I think of VILLAGE as a translator: our job is not to inspire these 3 groups to care about the education of their community’s children—they have that innately. Where they need help is finding a common language. We foster alignment between a community’s Families, Providers, and Donors so that their shared passion can lead to connections. These connections, in turn, can give every child access to an education that is personalized to who they are and helps unleash their talents and passions.
VILLAGE is on a mission to restore the community as the classroom. VILLAGE helps communities build hyper-local frameworks for educating kids 0-18 outside of the school day.
Noah Plewa
Q: What has been or do you hope will be the impact of VILLAGE?
Noah: We’re still getting started, but I can tell you that to get to this point, I had to get people to see themselves in VILLAGE and help people imagine themselves in this new system of learning.
One of the earliest stories was when I was getting a haircut from a guy about my age. He and I started talking, and I shared the idea for VILLAGE. This led him to share this incredible story. He was my same age and grew up in the same town as me, but because his family only spoke Spanish, he didn’t get to attend a single out-of-school opportunity just because of the registration process.
And, bear with me, this kind of gets into the weeds now of what Village does, but you can see how the fragmentation of Providers made it impossible for his parents to figure out how to register for programs. So right there, that one divide foreclosed the possibilities another child might’ve had. But, with our translation features at VILLAGE, he could’ve had not just one, but hundreds of these opportunities.
You can also visualize the impact on the Provider side. A friend of mine, Dennis Beale runs an incredible Provider business called Power of Perception that specifically helps young Black and bi-racial kids see what they can be in the world. He connects them with incredible speakers and mentors doing amazing things, following the “if you can see it, you can be it” philosophy.
I shadowed Dennis as he was putting on one of these incredible programs to learn how he spent his time. About 70% of his time was just him trying to get the word out about his program, trying to accept registrations via email, and then trying to get in contact with the families. Only 30% of his time was spent on what he would call the “programming.”

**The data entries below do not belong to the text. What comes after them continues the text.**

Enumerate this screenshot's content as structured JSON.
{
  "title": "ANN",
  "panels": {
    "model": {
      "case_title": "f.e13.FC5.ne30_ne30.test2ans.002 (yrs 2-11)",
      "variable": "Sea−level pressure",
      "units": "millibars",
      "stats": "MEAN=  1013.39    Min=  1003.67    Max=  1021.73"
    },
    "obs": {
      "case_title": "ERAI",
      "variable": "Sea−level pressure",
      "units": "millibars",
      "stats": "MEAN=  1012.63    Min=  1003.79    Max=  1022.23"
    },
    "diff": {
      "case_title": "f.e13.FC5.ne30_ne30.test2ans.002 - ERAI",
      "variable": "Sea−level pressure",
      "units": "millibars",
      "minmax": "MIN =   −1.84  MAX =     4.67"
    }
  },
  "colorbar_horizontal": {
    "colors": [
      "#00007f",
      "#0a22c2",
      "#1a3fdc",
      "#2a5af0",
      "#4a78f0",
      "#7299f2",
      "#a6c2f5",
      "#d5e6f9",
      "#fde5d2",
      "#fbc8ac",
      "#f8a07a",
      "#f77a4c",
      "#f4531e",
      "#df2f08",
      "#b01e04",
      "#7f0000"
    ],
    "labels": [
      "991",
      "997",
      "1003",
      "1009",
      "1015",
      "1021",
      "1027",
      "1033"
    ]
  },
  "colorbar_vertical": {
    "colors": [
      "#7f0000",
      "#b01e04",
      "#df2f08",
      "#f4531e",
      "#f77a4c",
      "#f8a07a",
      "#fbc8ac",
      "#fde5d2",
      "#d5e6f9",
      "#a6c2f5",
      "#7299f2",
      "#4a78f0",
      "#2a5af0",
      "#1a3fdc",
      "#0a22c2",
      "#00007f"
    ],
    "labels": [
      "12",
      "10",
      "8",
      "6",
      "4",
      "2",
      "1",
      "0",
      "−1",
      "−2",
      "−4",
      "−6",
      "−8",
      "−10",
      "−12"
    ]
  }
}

VILLAGE totally flips that time allocation for a Provider like Dennis. He gets to focus on educating, and we take care of the logistics, such as marketing, registrations, and payments. I can’t wait to see what he does with all that freed up time!
Q: What is on the horizon and what else should we know about your work?
Noah: We’d love for people to simply follow what we’re doing in our Eau Claire, WI pilot. Our unit of impact is a registration, and that’s going to be so cool to watch.
For most of this conversation we’ve been talking about the higher-level philosophy behind VILLAGE, but really at the end of the day, our impact is connecting a kid to a new opportunity and seeing them flourish.
You hear all the time in interviews that just that one opportunity outside of school to engage with learning on someone’s own terms dramatically alters their trajectory in life. This pilot is the start of VILLAGE establishing pipelines for bringing not just one, but hundreds of these educational opportunities to every child, in every city.